• by Ray Schultz , Columnist, October 6, 2025

People multitasking at work are less likely to detect phishing, according to a new study from Binghamton University, State University of New York.  

That is not totally surprising — workers can easily be distracted when overloaded with information.   

“When working with multiple screens, your attention will never be fully focused on one screen or one particular email, especially when handling urgent tasks,” says Jinglu Jiang, associate professor of the School of Management at Binghamton. “If you want to reply to that email quickly, ignoring those red flags in a phishing email is easy.”  

Of course, this level of distraction may also lower response to sales or marketing emails.  

Response to phishing improved when the researchers introduced reminders and nudges — i.e., a warning that “this email may be fraudulent.” But, as with all type of messaging, a level of personalization is required. 

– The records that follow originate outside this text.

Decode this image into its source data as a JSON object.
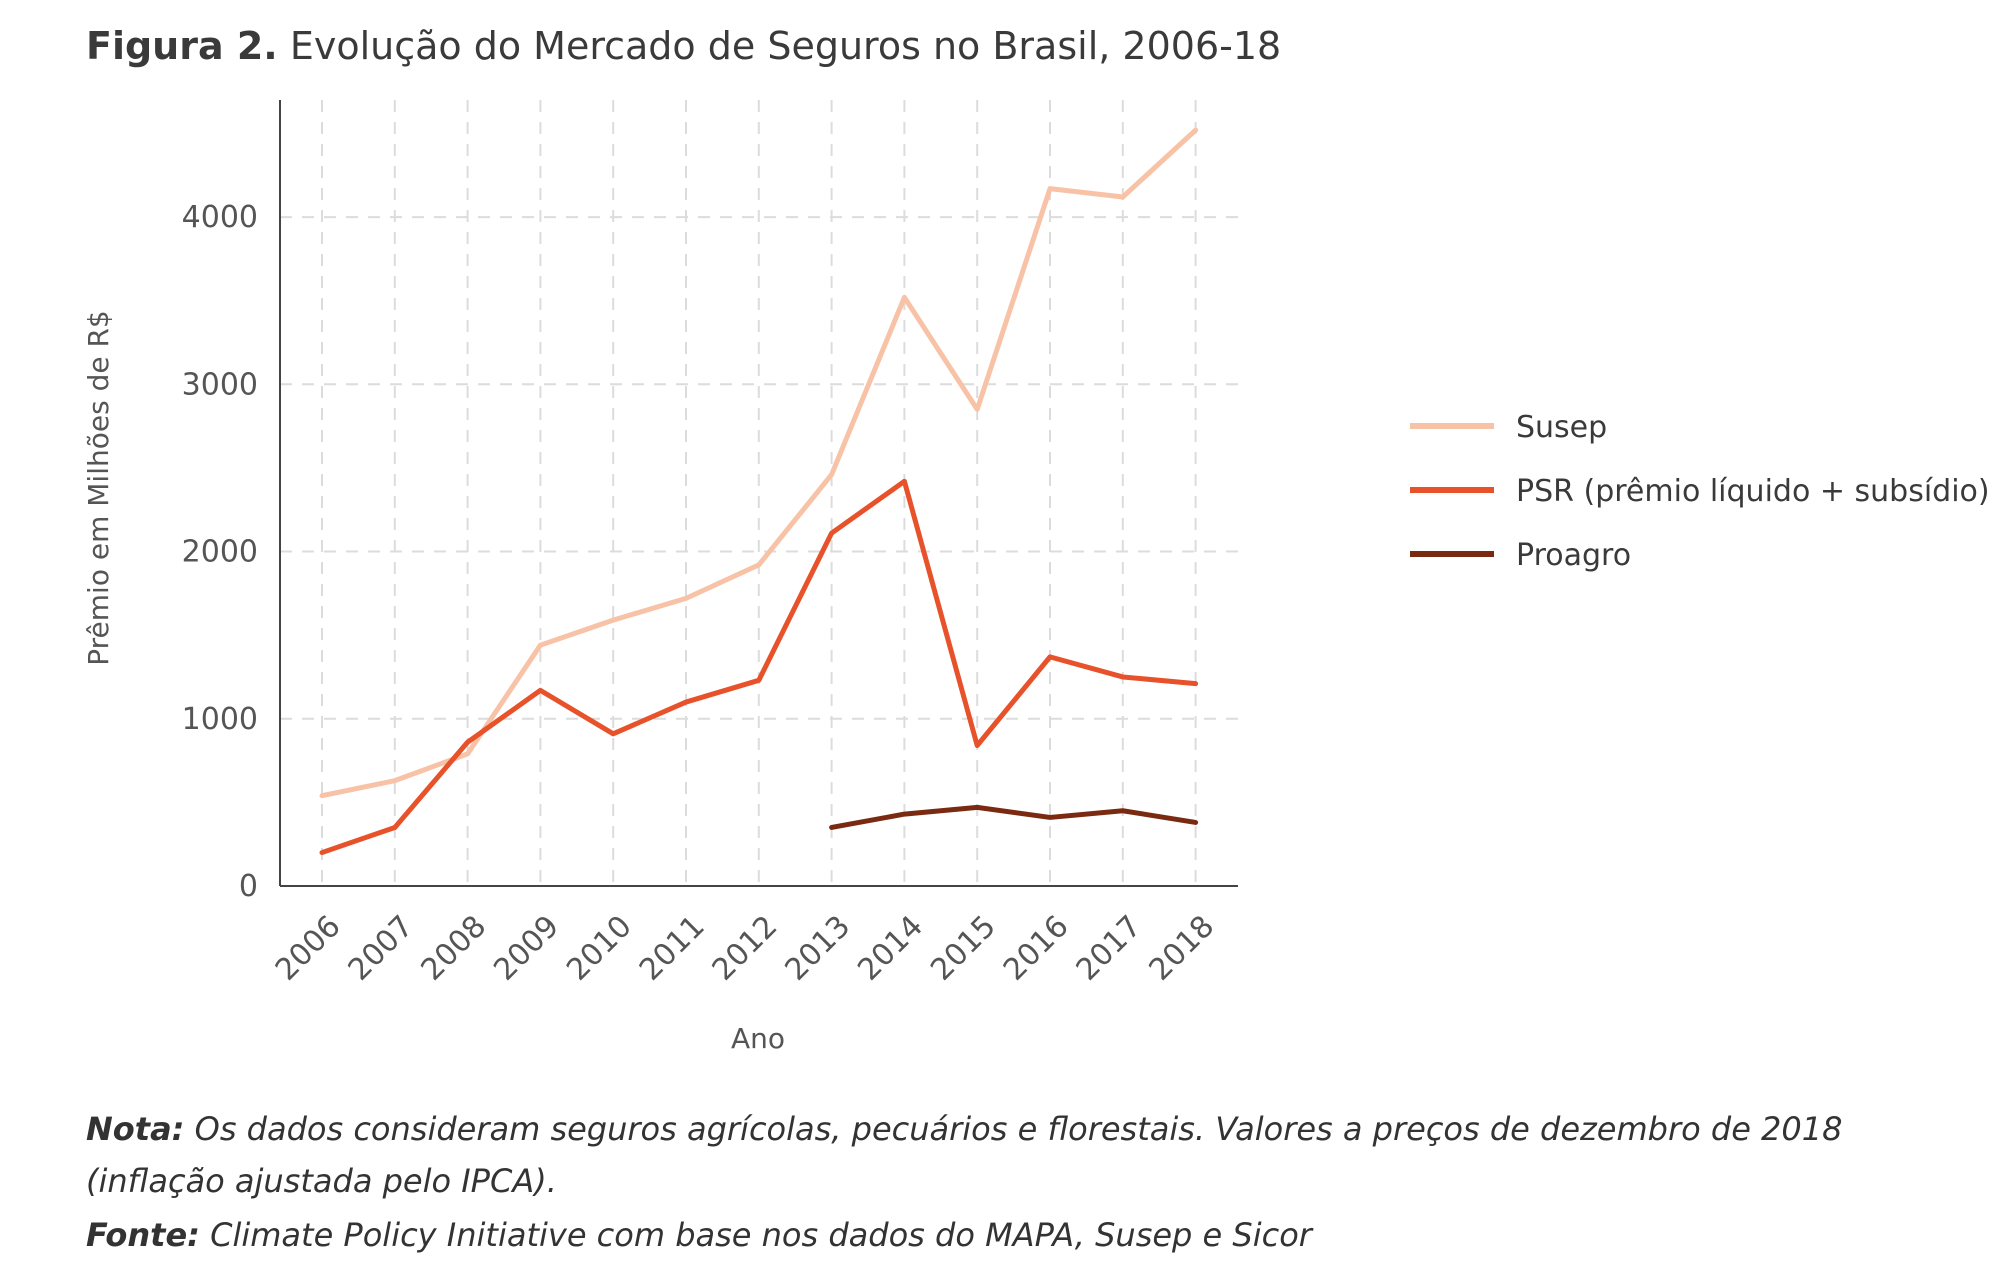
{
  "figure": {
    "title_bold": "Figura 2.",
    "title_text": "Evolução do Mercado de Seguros no Brasil, 2006-18"
  },
  "chart_data": {
    "type": "line",
    "xlabel": "Ano",
    "ylabel": "Prêmio em Milhões de R$",
    "x": [
      "2006",
      "2007",
      "2008",
      "2009",
      "2010",
      "2011",
      "2012",
      "2013",
      "2014",
      "2015",
      "2016",
      "2017",
      "2018"
    ],
    "ylim": [
      0,
      4700
    ],
    "yticks": [
      0,
      1000,
      2000,
      3000,
      4000
    ],
    "grid": true,
    "legend_position": "right",
    "series": [
      {
        "name": "Susep",
        "color": "#f8c2a6",
        "values": [
          540,
          630,
          790,
          1440,
          1590,
          1720,
          1920,
          2460,
          3520,
          2850,
          4170,
          4120,
          4520
        ]
      },
      {
        "name": "PSR (prêmio líquido + subsídio)",
        "color": "#e8522b",
        "values": [
          200,
          350,
          860,
          1170,
          910,
          1100,
          1230,
          2110,
          2420,
          840,
          1370,
          1250,
          1210
        ]
      },
      {
        "name": "Proagro",
        "color": "#7a2a10",
        "values": [
          null,
          null,
          null,
          null,
          null,
          null,
          null,
          350,
          430,
          470,
          410,
          450,
          380
        ]
      }
    ]
  },
  "footer": {
    "note_label": "Nota:",
    "note_text": " Os dados consideram seguros agrícolas, pecuários e florestais. Valores a preços de dezembro de 2018",
    "note_text_2": "(inflação ajustada pelo IPCA).",
    "source_label": "Fonte:",
    "source_text": " Climate Policy Initiative com base nos dados do MAPA, Susep e Sicor"
  }
}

Organizations should “avoid blanket reminder strategies that risk overwhelming employees, according to the study. Instead, organizations can design content-aware interventions, like nudges that adapt to the type of phishing attempt.” 

For example, some phishing emails focus on gain — i.e., “Claim your gift card now.” Others are based on loss: “Your account will be blocked in 24 hours.”

This all sounds good in theory. But companies must have the ability to identity phishing emails, drill down to that granular level and send real-time alerts.

This study was conducted with 977 participants. According to the report: “Participants memorized work-related details or numbers (their ‘primary task’) while being asked to spot phishing messages (a 'secondary task'). "

The authors offer these tips for employers, IT managers and security trainers:  

• Embed nudges into daily tools, from Outlook banners to Slack or Teams integrations.
• Customize by content: Deliver more reminders for tempting, reward-based scams. 
• Train for reality: Most phishing training assumes undistracted users, but real-world employees always multitask, so training should reflect that.